Verordnung des Bundesministers für Gesundheit und öffentlicher Dienst vom 21. September 1989 betreffend Arzneimittel aus menschlichem Blut
Präambel/Promulgationsklausel
Auf Grund des § 5 des Arzneimittelgesetzes, BGBl. Nr. 185/1983, zuletzt geändert durch das Bundesgesetz BGBl. Nr. 748/1988, wird verordnet:
§ 1. Arzneimittel, die menschliches Blut enthalten oder aus menschlichem Blut hergestellt werden, dürfen nur in Verkehr gebracht oder weiterverarbeitet werden, wenn der Hersteller oder Arzneimittel-Großhändler über Aufforderung des Bundeskanzlers
die Identität der Einzelspender, welche für die Gewinnung des Blutproduktes herangezogen wurden, und darüber hinaus belegen kann,
daß bei der Auswahl der Einzelspender die dafür geltenden gesetzlichen Bestimmungen und die nach dem Stand der Wissenschaft international anerkannten Kriterien berücksichtigt wurden, und
daß bei jedem Einzelspender durch eine dem jeweiligen Stand der Wissenschaft entsprechende Nachweismethode eine HIV-Infektion ausgeschlossen wurde.
§ 2. Arzneimittel im Sinne des § 1, die aus dem Ausland importiert werden, dürfen von einem inländischen Hersteller oder Depositeur nur in Verkehr gebracht oder weiterverarbeitet werden, wenn ihm der Betrieb, von dem er das Arzneimittel bezogen hat,
die Unterlagen gemäß § 1 Z 1 und 3 zur Verfügung gestellt hat und
bestätigt hat, daß das Arzneimittel jedenfalls allen in Österreich geltenden Erfordernissen gemäß §§ 3 und 4 des Arzneimittelgesetzes entspricht und die Auswahl der Spender nach Kriterien erfolgt ist, die nach dem Stand der Wissenschaft international anerkannt sind.
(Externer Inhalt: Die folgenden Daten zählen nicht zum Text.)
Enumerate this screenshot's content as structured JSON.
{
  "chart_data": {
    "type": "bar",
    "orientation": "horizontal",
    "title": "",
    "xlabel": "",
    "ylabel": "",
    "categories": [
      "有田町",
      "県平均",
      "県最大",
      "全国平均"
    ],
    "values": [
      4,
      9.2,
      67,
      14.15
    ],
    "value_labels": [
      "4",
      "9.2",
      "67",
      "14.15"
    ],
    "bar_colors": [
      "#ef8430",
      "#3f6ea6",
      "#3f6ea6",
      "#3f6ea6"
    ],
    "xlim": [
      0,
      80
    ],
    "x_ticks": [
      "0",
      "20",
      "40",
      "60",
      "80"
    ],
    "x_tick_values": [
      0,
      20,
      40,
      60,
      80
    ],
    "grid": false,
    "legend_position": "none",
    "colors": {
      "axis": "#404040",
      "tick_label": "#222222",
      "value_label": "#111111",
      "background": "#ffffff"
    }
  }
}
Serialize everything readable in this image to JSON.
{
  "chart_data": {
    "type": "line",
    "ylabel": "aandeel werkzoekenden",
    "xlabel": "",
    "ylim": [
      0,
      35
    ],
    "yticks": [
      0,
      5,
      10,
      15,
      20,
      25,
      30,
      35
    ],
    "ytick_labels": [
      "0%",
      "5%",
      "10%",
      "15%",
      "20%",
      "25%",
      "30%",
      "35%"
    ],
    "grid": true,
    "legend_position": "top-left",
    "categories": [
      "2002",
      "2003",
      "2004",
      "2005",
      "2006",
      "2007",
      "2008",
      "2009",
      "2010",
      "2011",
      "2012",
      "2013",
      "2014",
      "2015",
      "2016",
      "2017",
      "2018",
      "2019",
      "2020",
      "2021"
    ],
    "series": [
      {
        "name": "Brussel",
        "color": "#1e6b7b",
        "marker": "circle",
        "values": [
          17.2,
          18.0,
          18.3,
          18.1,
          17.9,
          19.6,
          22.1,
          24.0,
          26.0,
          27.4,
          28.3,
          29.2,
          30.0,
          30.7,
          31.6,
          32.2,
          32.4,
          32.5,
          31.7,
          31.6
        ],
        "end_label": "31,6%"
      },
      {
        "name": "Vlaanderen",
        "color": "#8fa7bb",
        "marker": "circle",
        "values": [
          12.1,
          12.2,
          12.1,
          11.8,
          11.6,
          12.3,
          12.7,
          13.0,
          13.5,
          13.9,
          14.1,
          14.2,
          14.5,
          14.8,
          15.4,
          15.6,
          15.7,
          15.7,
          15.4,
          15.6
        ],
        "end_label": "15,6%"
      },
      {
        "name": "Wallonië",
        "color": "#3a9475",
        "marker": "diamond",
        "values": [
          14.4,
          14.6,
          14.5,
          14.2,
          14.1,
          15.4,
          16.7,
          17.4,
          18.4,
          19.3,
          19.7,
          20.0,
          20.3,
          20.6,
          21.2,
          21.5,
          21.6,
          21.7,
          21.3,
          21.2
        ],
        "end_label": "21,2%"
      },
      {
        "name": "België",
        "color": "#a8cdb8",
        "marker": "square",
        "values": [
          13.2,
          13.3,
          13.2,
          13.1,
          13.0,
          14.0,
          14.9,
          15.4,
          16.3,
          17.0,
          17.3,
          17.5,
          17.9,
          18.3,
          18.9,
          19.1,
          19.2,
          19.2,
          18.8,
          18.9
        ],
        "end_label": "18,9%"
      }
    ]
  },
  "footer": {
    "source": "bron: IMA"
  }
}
§ 3. (1) Die Unterlagen gemäß § 1 oder § 2 Z 1 müssen sich nicht im Betrieb des Herstellers, des Arzneimittel-Großhändlers oder des Depositeurs befinden, wenn
diese in einer früheren Phase der Herstellung oder des Inverkehrbringens erstellt wurden und
durch vertragliche Vereinbarung sichergestellt wurde, daß sie dem Bundeskanzler über dessen Aufforderung unverzüglich zur Überprüfung vorgelegt werden können.
(2) Der Bundeskanzler kann bei Zulassung von Arzneispezialitäten Ausnahmen vom Erfordernis der Unterlagen gemäß §§ 1 und 2 gewähren, wenn im Rahmen des Zulassungsverfahrens belegt wurde, daß die erforderliche Qualität und Unbedenklichkeit der Arzneispezialität durch das Herstellungsverfahren und die vorgesehenen Kontrollen gesichert ist. Bei Beurteilung der Unbedenklichkeit ist neben der Infektionssicherheit vor allem auch dem möglichen unerwünschten Auftreten einer passageren Seroposivität Rechnung zu tragen.
§ 4. Die Verordnung betreffend Arzneimittel aus menschlichem Blut, BGBl. Nr. 404/1986, tritt außer Kraft.